The next period of mourning is known as shiva (seven, because it lasts seven days). Shiva is observed by parents, children, spouses and siblings of the deceased, preferably all together in the deceased’s home. Shiva begins on the day of burial and continues until the morning of the seventh day after burial. Mourners sit on low stools or the floor instead of chairs, do not wear leather shoes, do not shave or cut their hair, do not wear cosmetics, do not work, and do not do things for comfort or pleasure, such as bathe, have sex, put on fresh clothing, or study Torah (except Torah related to mourning and grief). Mourners wear the clothes that they tore at the time of learning of the death or at the funeral. Mirrors in the house are covered. Prayer services are held where the shiva is held, with friends, neighbors and relatives making up the minyan (10 people required for certain prayers).

If a festival occurs during the mourning period, the mourning is terminated, but if the burial occurs during a festival, the mourning is delayed until after the festival.

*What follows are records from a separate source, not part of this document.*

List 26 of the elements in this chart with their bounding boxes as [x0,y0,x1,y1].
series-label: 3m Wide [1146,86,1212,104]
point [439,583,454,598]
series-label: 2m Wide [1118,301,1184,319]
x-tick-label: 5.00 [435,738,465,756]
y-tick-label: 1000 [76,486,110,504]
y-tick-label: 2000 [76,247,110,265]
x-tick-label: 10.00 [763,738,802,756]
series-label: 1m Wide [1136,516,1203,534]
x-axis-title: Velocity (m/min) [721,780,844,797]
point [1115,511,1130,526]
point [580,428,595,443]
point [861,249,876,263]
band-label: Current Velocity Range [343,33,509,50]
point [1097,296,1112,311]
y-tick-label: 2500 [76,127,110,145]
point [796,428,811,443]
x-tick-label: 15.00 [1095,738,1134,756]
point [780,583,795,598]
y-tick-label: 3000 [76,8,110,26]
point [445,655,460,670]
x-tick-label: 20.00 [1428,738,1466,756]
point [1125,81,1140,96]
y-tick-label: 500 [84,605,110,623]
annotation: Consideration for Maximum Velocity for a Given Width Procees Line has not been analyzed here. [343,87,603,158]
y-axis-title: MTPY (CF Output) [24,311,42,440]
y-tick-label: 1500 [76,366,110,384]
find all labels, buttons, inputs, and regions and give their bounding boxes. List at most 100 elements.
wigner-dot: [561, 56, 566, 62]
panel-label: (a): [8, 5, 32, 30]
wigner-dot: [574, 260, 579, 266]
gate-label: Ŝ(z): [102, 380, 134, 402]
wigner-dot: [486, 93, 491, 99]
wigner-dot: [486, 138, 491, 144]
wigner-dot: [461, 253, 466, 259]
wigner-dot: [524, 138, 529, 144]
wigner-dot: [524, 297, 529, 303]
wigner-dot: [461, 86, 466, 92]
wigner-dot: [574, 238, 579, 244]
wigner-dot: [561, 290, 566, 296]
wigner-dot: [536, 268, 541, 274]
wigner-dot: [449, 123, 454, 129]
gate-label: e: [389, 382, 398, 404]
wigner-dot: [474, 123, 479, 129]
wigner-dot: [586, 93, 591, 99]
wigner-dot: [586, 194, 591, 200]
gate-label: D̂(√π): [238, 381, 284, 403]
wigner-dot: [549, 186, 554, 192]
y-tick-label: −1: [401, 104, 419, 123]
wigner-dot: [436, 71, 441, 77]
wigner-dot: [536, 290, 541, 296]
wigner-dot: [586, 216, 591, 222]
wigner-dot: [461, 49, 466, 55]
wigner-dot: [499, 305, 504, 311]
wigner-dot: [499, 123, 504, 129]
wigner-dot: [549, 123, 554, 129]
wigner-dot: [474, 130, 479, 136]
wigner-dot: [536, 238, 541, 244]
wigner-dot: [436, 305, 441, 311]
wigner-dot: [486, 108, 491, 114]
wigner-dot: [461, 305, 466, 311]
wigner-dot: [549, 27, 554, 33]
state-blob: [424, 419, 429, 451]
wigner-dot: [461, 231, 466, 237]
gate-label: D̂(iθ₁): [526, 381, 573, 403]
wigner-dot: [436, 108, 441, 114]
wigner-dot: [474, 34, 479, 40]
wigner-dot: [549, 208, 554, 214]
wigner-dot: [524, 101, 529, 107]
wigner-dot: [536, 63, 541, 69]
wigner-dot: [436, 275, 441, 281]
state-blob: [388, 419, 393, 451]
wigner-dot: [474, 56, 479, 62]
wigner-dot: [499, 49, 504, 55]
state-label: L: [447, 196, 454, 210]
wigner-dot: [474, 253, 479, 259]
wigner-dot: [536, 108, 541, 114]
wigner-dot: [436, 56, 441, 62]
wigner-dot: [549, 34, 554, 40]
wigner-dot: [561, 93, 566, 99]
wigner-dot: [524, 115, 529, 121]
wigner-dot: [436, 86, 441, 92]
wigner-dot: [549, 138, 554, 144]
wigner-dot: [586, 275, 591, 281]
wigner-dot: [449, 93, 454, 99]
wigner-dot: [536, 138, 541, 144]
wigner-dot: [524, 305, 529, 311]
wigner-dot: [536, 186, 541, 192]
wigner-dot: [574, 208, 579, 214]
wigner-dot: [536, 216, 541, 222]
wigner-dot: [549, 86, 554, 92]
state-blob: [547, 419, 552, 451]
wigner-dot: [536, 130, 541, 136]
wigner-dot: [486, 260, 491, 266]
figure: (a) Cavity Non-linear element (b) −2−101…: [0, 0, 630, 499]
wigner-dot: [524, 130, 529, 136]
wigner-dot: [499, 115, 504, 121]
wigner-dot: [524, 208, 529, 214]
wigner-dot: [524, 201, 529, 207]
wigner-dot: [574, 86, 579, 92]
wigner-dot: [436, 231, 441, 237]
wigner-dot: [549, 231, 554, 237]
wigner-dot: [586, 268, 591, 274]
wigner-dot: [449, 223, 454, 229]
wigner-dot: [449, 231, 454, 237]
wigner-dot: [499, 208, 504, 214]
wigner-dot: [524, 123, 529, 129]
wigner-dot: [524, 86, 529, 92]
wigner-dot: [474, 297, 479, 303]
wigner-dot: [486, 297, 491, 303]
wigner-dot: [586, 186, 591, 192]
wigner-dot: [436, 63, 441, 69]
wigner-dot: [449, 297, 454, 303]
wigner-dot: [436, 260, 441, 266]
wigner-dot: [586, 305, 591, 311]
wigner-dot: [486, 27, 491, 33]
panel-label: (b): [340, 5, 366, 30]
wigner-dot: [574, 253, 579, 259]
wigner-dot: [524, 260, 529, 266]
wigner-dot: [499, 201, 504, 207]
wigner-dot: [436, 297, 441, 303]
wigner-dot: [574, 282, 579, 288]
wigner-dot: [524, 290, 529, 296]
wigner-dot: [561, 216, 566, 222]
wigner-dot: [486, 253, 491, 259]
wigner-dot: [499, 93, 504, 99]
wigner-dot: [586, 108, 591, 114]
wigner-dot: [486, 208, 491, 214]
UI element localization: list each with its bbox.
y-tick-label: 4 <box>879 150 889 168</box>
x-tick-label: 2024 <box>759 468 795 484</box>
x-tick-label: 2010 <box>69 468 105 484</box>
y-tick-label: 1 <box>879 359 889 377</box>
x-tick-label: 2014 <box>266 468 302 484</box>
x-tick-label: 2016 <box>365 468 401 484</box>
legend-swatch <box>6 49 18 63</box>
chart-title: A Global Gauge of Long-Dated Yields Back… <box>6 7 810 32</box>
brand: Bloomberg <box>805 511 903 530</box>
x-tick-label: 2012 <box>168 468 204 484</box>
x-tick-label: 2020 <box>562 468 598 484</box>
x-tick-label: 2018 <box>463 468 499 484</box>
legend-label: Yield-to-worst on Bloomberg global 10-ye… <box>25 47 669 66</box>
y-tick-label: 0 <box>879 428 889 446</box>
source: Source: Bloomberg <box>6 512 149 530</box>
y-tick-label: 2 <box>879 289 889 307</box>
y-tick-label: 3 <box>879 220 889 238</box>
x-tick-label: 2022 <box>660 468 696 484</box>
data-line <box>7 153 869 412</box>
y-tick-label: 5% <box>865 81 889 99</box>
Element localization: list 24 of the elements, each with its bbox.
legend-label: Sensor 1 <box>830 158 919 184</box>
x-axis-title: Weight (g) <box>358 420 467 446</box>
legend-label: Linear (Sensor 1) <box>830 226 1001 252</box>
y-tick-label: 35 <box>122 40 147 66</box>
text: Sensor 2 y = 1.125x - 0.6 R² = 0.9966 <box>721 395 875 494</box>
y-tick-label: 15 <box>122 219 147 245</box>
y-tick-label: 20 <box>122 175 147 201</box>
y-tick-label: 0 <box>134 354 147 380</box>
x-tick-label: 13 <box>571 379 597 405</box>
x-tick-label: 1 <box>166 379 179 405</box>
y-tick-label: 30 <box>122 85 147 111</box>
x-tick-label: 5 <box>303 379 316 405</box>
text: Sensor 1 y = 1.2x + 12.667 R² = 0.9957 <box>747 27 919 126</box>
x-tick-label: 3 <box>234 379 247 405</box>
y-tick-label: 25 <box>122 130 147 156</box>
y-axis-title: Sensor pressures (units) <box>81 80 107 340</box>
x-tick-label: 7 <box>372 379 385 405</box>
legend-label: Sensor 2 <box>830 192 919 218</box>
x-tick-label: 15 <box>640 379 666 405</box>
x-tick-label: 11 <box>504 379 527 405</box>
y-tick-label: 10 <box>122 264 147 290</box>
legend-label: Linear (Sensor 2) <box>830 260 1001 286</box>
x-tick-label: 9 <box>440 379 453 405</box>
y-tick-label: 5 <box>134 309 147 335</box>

The Shabbat that occurs during the shiva period counts toward the seven days of shiva, and does not end the mourning period. Public mourning practices (such as wearing the torn clothes, not wearing shoes) are suspended during this period, but private mourning continues.

The next period of mourning is known as shloshim (thirty, because it lasts until the 30th day after burial). During that period, the mourners do not attend parties or celebrations, do not shave or cut their hair, and do not listen to music.

The final period of formal mourning is avelut, which is observed only for a parent. This period lasts for twelve months after the burial. During that time, mourners avoid parties, celebrations, theater and concerts. For eleven months of that period, starting at the time of burial, the son of the deceased recites the mourner’s Kaddish every day.

After the avelut period is complete, the family of the deceased is not permitted to continue formal mourning; however, there are a few continuing acknowledgments of the decedent. Every year, on the anniversary of the death, family members observe the deceased’s Yahrzeit (Yiddish, lit. “anniversary”). On the Yahrzeit, sons recite Kaddish and take an aliyah (bless the Torah reading) in synagogue if possible, and all mourners light a candle in honor of the decedent that burns for 24 hours. In addition, during services on Yom Kippur, Shemini Atzeret, the last day of Passover, and Shavu’ot, after the haftarah reading in synagogue, close relatives recite the mourner’s prayer, Yizkor (“May He remember…”) in synagogue. Yahrzeit candles are also lit on those days.

When visiting a mourner, a guest should not try to express grief with standard, shallow platitudes. The guest should allow the mourner to initiate conversations. One should not divert the conversation from talking about the deceased; to do so would limit the mourner’s ability to fully express grief, which is the purpose of the mourning period. On the contrary, the caller should encourage conversation about the deceased.

When leaving a house of mourning, it is traditional for the guest to say, “May the Lord comfort you with all the mourners of Zion and Jerusalem.